Are you satisfied, Chas? Thanks. So, yeah, so four different tools
all published in the last four years and the basic notion is that it
will generate constraints that look an awful lot like string
manipulating code that will look like C#, and we'll pass them to sort
of any of these tools to have roughly equivalent put languages, sort of
sufficiently similar to be engineering feasible. And we'll get out
some answer. So where previously we got out a response that says X
should be 5, now we get a response that says string variable A should
get concrete string value A/B.
So very briefly I've shown a very short example constraint. Talked
about different solvers, and what the shape of a solution looks like.
So an assignment to string variables.

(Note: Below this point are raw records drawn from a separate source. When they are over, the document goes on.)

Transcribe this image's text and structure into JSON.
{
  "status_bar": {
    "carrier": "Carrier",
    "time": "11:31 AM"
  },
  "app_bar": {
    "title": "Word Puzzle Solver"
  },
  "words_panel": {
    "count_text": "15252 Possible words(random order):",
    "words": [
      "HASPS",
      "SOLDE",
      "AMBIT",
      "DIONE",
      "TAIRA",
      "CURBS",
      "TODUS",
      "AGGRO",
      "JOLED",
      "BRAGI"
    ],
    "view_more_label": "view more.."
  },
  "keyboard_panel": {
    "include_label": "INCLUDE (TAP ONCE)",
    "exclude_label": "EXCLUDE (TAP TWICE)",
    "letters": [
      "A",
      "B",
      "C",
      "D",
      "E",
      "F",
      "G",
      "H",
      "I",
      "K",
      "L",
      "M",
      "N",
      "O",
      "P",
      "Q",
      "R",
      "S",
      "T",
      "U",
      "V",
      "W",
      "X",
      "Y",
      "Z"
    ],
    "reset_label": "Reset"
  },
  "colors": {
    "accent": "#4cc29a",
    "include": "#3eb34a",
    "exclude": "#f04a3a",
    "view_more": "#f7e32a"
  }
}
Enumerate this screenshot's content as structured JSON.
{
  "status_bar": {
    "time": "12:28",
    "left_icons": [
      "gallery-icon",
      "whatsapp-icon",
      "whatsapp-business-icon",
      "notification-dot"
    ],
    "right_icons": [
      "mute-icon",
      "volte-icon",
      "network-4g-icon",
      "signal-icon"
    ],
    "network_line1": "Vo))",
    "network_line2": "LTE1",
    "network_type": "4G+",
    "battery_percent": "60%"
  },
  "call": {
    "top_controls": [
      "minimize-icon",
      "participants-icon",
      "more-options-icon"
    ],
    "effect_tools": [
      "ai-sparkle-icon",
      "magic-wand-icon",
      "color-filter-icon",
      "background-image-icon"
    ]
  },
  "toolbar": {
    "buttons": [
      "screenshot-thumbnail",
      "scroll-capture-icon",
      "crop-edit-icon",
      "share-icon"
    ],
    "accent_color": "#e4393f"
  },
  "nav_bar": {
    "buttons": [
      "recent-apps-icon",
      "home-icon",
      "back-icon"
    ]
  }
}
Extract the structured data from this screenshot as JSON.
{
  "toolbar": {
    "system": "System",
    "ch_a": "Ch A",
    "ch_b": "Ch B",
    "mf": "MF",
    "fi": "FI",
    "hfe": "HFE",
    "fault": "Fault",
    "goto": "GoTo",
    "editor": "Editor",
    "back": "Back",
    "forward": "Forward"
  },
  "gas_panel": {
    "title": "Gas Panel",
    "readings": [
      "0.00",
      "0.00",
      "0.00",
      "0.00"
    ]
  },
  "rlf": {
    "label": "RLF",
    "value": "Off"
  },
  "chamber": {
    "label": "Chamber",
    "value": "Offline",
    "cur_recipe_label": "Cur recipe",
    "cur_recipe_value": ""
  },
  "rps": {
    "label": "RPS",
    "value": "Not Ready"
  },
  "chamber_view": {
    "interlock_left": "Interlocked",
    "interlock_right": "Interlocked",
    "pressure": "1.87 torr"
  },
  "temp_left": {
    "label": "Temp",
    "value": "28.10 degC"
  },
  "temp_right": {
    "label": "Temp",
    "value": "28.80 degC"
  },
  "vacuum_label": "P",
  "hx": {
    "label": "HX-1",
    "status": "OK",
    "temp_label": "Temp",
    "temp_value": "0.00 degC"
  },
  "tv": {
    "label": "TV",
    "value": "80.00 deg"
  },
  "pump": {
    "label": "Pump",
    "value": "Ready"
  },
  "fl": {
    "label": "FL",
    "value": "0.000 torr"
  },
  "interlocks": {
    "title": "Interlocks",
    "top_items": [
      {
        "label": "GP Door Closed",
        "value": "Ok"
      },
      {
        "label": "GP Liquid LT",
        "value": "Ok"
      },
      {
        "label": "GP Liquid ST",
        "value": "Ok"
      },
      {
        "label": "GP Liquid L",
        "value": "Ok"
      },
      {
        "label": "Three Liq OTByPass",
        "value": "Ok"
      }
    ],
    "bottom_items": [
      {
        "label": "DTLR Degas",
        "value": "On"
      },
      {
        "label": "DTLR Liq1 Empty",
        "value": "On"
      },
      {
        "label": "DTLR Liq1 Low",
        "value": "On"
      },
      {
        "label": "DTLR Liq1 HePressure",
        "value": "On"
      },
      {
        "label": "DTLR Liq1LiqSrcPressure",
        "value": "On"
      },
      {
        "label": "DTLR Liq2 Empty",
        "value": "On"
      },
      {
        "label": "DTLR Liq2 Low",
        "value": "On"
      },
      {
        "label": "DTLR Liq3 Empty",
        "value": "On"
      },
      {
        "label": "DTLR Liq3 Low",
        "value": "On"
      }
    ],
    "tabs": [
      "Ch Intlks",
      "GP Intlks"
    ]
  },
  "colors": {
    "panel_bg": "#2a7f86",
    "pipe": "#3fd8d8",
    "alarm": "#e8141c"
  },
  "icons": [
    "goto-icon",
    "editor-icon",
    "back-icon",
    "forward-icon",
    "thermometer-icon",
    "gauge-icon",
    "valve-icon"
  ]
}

But what that doesn't tell you
is sort of where the constraints come from. So I've already touched on
this, but the basic notion is that we'll sort of punt on this.
So we'll say stuff like you can use standard techniques to generate
constraints that include string operations like in this example, let's
say, symbolic execution. So if I want to exercise the if statement in
this code, I can generate a constraint system that instead of branching
on R dot IS match of A asserts that that's true and I can solve those
constraints and find inputs that exercise this path through the code.
But, in general, we separate constraint generation as a problem from
constraint solving. And this is sort of common to all of the tools and
presentations that I've shown, and we'll focus at least for purposes of
this talk on constraint solving.
So we'll assume there is a reasonable way to generate string
constraints without really going into the details of how to better
generate constraints for strings.
In practice, we evaluate whether our assumptions about string
constraint solving or our assumptions about string manipulating code
are correct empirically. So we'll use standard techniques and see if
we can solve the constraints that result.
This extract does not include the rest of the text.